AI in practice
Alibaba's Qwen introduces new models for voice, image editing and safety

Alibaba
Alibaba's Qwen introduces new models for voice, image editing and safety
Alibaba's Qwen AI group has rolled out several new models and updates.

The new Qwen3-TTS-Flash model generates natural-sounding speech in ten languages, including Chinese, English, Italian, and French. It offers 17 different voices, supports nine Chinese dialects, and delivers audio output in just 97 milliseconds, according to Alibaba.

For image editing, Qwen Image Edit 2509 brings improvements in handling faces, products, and text, with better consistency. The model can process multiple input images at once and works with control maps like depth or edge maps. You can try out the new version in Qwen Chat.

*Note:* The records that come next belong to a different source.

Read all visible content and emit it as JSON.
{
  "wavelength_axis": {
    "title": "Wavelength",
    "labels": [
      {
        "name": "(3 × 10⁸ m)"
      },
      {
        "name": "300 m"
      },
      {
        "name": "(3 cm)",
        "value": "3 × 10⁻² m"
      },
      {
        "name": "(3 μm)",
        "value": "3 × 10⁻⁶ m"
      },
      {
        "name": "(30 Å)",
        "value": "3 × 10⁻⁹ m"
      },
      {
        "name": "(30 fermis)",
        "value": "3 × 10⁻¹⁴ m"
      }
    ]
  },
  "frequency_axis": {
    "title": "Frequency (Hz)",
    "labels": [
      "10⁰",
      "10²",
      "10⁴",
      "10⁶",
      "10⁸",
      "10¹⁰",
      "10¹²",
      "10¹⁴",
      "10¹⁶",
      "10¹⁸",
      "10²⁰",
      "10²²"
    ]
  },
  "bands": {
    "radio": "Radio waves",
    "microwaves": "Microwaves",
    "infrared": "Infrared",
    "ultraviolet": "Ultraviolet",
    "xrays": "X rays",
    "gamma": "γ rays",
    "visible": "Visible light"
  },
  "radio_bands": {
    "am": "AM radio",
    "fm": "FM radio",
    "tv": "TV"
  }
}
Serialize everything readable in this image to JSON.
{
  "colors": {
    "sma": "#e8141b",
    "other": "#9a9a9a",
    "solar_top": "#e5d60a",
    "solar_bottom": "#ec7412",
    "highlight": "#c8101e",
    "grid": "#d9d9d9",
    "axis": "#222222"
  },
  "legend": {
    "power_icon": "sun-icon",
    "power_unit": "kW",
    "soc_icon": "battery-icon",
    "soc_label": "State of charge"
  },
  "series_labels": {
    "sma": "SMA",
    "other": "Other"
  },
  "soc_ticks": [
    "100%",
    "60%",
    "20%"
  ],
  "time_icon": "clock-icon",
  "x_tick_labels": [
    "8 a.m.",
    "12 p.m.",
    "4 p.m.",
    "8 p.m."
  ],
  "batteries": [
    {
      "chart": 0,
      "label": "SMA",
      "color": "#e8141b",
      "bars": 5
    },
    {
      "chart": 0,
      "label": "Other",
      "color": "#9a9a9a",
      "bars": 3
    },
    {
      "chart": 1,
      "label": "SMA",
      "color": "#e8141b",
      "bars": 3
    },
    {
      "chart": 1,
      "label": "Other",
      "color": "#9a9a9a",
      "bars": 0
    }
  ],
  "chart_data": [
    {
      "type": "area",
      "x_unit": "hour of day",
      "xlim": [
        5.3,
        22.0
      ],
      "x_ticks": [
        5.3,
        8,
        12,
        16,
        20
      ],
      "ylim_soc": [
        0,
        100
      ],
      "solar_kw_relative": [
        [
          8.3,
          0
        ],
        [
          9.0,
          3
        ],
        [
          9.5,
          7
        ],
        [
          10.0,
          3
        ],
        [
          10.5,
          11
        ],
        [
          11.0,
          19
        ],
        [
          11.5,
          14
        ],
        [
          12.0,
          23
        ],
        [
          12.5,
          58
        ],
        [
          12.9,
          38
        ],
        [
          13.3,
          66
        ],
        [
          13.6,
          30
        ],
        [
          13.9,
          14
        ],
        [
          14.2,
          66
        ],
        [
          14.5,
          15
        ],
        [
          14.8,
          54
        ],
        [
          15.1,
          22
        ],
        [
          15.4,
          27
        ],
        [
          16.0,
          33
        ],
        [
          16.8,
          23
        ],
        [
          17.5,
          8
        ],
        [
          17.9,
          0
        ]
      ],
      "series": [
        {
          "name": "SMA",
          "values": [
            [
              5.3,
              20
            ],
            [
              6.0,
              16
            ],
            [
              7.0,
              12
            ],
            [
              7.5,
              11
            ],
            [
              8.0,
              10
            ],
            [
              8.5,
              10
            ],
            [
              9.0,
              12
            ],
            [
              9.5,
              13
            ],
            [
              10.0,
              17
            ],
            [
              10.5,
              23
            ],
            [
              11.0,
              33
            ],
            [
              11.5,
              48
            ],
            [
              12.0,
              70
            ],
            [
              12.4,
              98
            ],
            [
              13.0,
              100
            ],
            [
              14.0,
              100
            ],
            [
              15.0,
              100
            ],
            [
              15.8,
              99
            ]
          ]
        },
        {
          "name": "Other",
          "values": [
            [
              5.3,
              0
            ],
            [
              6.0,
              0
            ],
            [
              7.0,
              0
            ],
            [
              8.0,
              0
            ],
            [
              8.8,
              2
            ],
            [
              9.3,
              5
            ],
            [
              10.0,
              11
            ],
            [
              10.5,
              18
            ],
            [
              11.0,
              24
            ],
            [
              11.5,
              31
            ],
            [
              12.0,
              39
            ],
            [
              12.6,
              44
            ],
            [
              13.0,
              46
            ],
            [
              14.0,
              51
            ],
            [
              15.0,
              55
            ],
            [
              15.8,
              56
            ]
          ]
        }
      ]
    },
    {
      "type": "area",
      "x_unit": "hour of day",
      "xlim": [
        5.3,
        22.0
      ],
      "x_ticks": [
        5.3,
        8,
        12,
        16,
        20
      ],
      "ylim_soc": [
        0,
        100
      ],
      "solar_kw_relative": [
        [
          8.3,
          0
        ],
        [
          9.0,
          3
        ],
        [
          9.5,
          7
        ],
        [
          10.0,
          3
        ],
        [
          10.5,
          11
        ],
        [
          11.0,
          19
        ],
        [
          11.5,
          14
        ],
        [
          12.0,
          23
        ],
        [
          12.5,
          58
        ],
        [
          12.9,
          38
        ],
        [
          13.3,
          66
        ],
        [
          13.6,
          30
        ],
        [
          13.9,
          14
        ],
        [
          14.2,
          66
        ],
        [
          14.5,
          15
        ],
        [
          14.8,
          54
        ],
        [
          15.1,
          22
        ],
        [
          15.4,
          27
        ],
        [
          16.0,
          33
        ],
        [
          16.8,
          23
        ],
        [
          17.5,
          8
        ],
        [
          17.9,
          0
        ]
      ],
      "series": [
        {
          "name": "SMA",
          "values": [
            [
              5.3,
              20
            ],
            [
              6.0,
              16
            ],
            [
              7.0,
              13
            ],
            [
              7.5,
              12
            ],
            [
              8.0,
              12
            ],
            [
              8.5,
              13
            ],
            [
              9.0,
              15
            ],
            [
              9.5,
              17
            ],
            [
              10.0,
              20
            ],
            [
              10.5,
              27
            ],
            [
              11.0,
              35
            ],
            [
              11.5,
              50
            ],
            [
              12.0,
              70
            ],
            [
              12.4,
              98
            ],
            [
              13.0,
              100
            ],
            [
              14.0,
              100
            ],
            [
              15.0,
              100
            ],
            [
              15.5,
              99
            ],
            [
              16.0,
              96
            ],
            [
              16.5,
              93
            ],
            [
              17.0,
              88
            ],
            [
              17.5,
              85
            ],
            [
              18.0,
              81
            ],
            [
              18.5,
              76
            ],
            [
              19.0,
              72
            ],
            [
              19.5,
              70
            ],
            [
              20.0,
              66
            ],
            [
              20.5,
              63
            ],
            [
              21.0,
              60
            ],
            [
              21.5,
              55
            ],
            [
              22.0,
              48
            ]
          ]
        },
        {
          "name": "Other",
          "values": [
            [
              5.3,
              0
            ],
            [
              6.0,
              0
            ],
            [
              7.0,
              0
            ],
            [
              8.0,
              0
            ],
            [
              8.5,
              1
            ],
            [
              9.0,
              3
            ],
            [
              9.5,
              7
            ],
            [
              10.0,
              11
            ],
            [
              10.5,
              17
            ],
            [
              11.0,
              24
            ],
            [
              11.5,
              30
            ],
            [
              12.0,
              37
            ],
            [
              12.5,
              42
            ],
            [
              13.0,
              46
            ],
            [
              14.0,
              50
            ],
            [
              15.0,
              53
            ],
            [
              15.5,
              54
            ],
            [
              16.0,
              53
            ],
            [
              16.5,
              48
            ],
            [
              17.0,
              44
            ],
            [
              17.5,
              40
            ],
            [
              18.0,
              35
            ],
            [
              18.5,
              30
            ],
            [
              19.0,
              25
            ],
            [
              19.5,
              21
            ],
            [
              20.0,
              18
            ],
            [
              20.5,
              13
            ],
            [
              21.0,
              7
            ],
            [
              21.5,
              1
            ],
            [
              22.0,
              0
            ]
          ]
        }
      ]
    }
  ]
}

The updated Qwen image editing model can merge multiple source images into a single new image. Test it here. | Image: Alibaba

Qwen is also introducing Qwen3Guard, a new content moderation model that comes in three sizes (0.6B, 4B, 8B) and evaluates content in 119 languages. Qwen3Guard detects problematic material in real time (Qwen3Guard stream) or in the overall context (Qwen3Guard gene), classifying it as safe, controversial, or unsafe.

Other updates include a faster version of Qwen3-Next and a new multimodal model, Qwen3-Omni.